🤖 AI Summary
This study investigates the performance trade-offs between centralized and decentralized multi-agent reinforcement learning (MARL) for controlling soft robotic arms modeled as Cosserat rods. Method: Using a simulation environment integrating PyElastica and OpenAI Gym, we evaluate Proximal Policy Optimization (PPO) and Multi-Agent PPO (MAPPO) under partial observability across varying numbers of control segments (n) and three benchmark tasks: target reaching, recovery from external disturbances, and adaptation to actuator failures. Contribution/Results: For n ≤ 4, centralized policies achieve higher task success rates; for 4 < n ≤ 12, decentralized architectures improve sample efficiency by 23% and significantly enhance robustness and fault tolerance, albeit with a ~40% increase in centralized training time.

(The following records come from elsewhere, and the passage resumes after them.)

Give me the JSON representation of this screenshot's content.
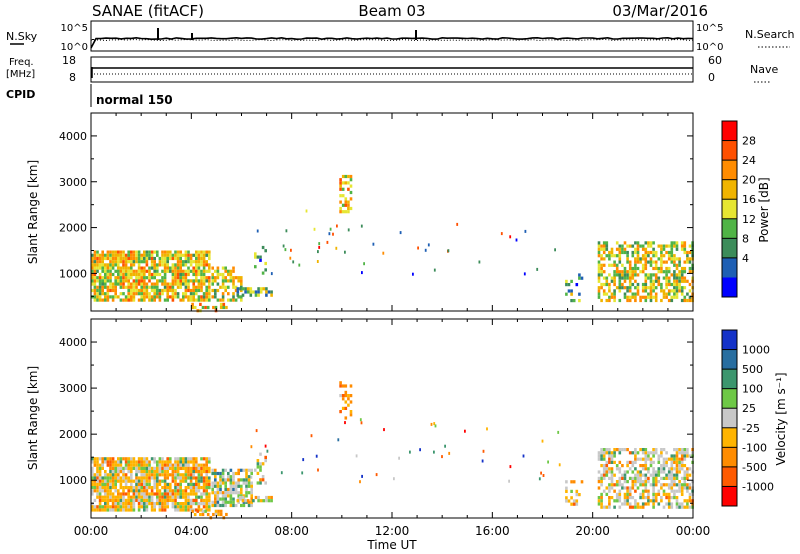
{
  "header": {
    "station": "SANAE (fitACF)",
    "beam": "Beam 03",
    "date": "03/Mar/2016"
  },
  "panels": {
    "nsky": {
      "left_label": "N.Sky",
      "right_label": "N.Search",
      "tick_top": "10^5",
      "tick_bottom": "10^0"
    },
    "freq": {
      "left_label_1": "Freq.",
      "left_label_2": "[MHz]",
      "right_label": "Nave",
      "left_ticks": [
        "18",
        "8"
      ],
      "right_ticks": [
        "60",
        "0"
      ]
    },
    "cpid": {
      "label": "CPID",
      "mode": "normal 150"
    }
  },
  "chart_data": [
    {
      "type": "heatmap",
      "name": "power",
      "xlabel": "",
      "ylabel": "Slant Range [km]",
      "xlim": [
        0,
        24
      ],
      "ylim": [
        180,
        4500
      ],
      "yticks": [
        "4000",
        "3000",
        "2000",
        "1000"
      ],
      "colorbar": {
        "label": "Power [dB]",
        "ticks": [
          "28",
          "24",
          "20",
          "16",
          "12",
          "8",
          "4"
        ],
        "colors": [
          "#0000ff",
          "#1e5fb4",
          "#3c8c5a",
          "#50b446",
          "#e6e632",
          "#f0b400",
          "#ff8c00",
          "#ff5000",
          "#ff0000"
        ]
      },
      "regions": [
        {
          "t0": 0.0,
          "t1": 4.8,
          "r0": 350,
          "r1": 1500,
          "density": 0.85,
          "mean": 18
        },
        {
          "t0": 4.8,
          "t1": 6.0,
          "r0": 400,
          "r1": 1150,
          "density": 0.6,
          "mean": 17
        },
        {
          "t0": 5.8,
          "t1": 7.3,
          "r0": 500,
          "r1": 700,
          "density": 0.6,
          "mean": 12
        },
        {
          "t0": 6.5,
          "t1": 7.0,
          "r0": 900,
          "r1": 1600,
          "density": 0.25,
          "mean": 10
        },
        {
          "t0": 4.0,
          "t1": 5.5,
          "r0": 180,
          "r1": 360,
          "density": 0.4,
          "mean": 20
        },
        {
          "t0": 9.9,
          "t1": 10.4,
          "r0": 2300,
          "r1": 3150,
          "density": 0.45,
          "mean": 20
        },
        {
          "t0": 18.9,
          "t1": 19.6,
          "r0": 400,
          "r1": 1000,
          "density": 0.35,
          "mean": 10
        },
        {
          "t0": 20.2,
          "t1": 24.0,
          "r0": 350,
          "r1": 1700,
          "density": 0.6,
          "mean": 17
        }
      ]
    },
    {
      "type": "heatmap",
      "name": "velocity",
      "xlabel": "Time UT",
      "ylabel": "Slant Range [km]",
      "xlim": [
        0,
        24
      ],
      "ylim": [
        180,
        4500
      ],
      "xticks": [
        "00:00",
        "04:00",
        "08:00",
        "12:00",
        "16:00",
        "20:00",
        "00:00"
      ],
      "yticks": [
        "4000",
        "3000",
        "2000",
        "1000"
      ],
      "colorbar": {
        "label": "Velocity [m s⁻¹]",
        "ticks": [
          "1000",
          "500",
          "100",
          "25",
          "-25",
          "-100",
          "-500",
          "-1000"
        ],
        "colors": [
          "#1432c8",
          "#286ea0",
          "#3c966e",
          "#6ec846",
          "#c8c8c8",
          "#ffb400",
          "#ff8c00",
          "#ff5a00",
          "#ff0000"
        ]
      },
      "regions": [
        {
          "t0": 0.0,
          "t1": 4.8,
          "r0": 350,
          "r1": 1500,
          "density": 0.85,
          "mean": -150
        },
        {
          "t0": 4.8,
          "t1": 6.5,
          "r0": 450,
          "r1": 1250,
          "density": 0.7,
          "mean": 100
        },
        {
          "t0": 5.8,
          "t1": 7.3,
          "r0": 520,
          "r1": 660,
          "density": 0.6,
          "mean": -40
        },
        {
          "t0": 6.5,
          "t1": 7.0,
          "r0": 900,
          "r1": 1600,
          "density": 0.3,
          "mean": -100
        },
        {
          "t0": 4.0,
          "t1": 5.5,
          "r0": 180,
          "r1": 360,
          "density": 0.4,
          "mean": -300
        },
        {
          "t0": 9.9,
          "t1": 10.4,
          "r0": 2300,
          "r1": 3150,
          "density": 0.45,
          "mean": -500
        },
        {
          "t0": 18.9,
          "t1": 19.6,
          "r0": 400,
          "r1": 1000,
          "density": 0.3,
          "mean": -100
        },
        {
          "t0": 20.2,
          "t1": 24.0,
          "r0": 350,
          "r1": 1700,
          "density": 0.6,
          "mean": -50
        }
      ]
    }
  ]
}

This work is the first to quantitatively characterize the “segment count–architecture–performance” mapping in MARL-based soft robot control, yielding reproducible design principles and architecture selection guidelines for sim-to-real transfer.
📝 Abstract
This paper presents a quantitative comparison between centralised and distributed multi-agent reinforcement learning (MARL) architectures for controlling a soft robotic arm modelled as a Cosserat rod in simulation. Using PyElastica and the OpenAI Gym interface, we train both a global Proximal Policy Optimisation (PPO) controller and a Multi-Agent PPO (MAPPO) under identical budgets. Both approaches are based on the arm having $n$ number of controlled sections. The study systematically varies $n$ and evaluates the performance of the arm to reach a fixed target in three scenarios: default baseline condition, recovery from external disturbance, and adaptation to actuator failure. Quantitative metrics used for the evaluation are mean action magnitude, mean final distance, mean episode length, and success rate. The results show that there are no significant benefits of the distributed policy when the number of controlled sections $nle4$. In very simple systems, when $nle2$, the centralised policy outperforms the distributed one. When $n$ increases to $4<nle 12$, the distributed policy shows a high sample efficiency. In these systems, distributed policy promotes a stronger success rate, resilience, and robustness under local observability and yields faster convergence given the same sample size. However, centralised policies achieve much higher time efficiency during training as it takes much less time to train the same size of samples. These findings highlight the trade-offs between centralised and distributed policy in reinforcement learning-based control for soft robotic systems and provide actionable design guidance for future sim-to-real transfer in soft rod-like manipulators.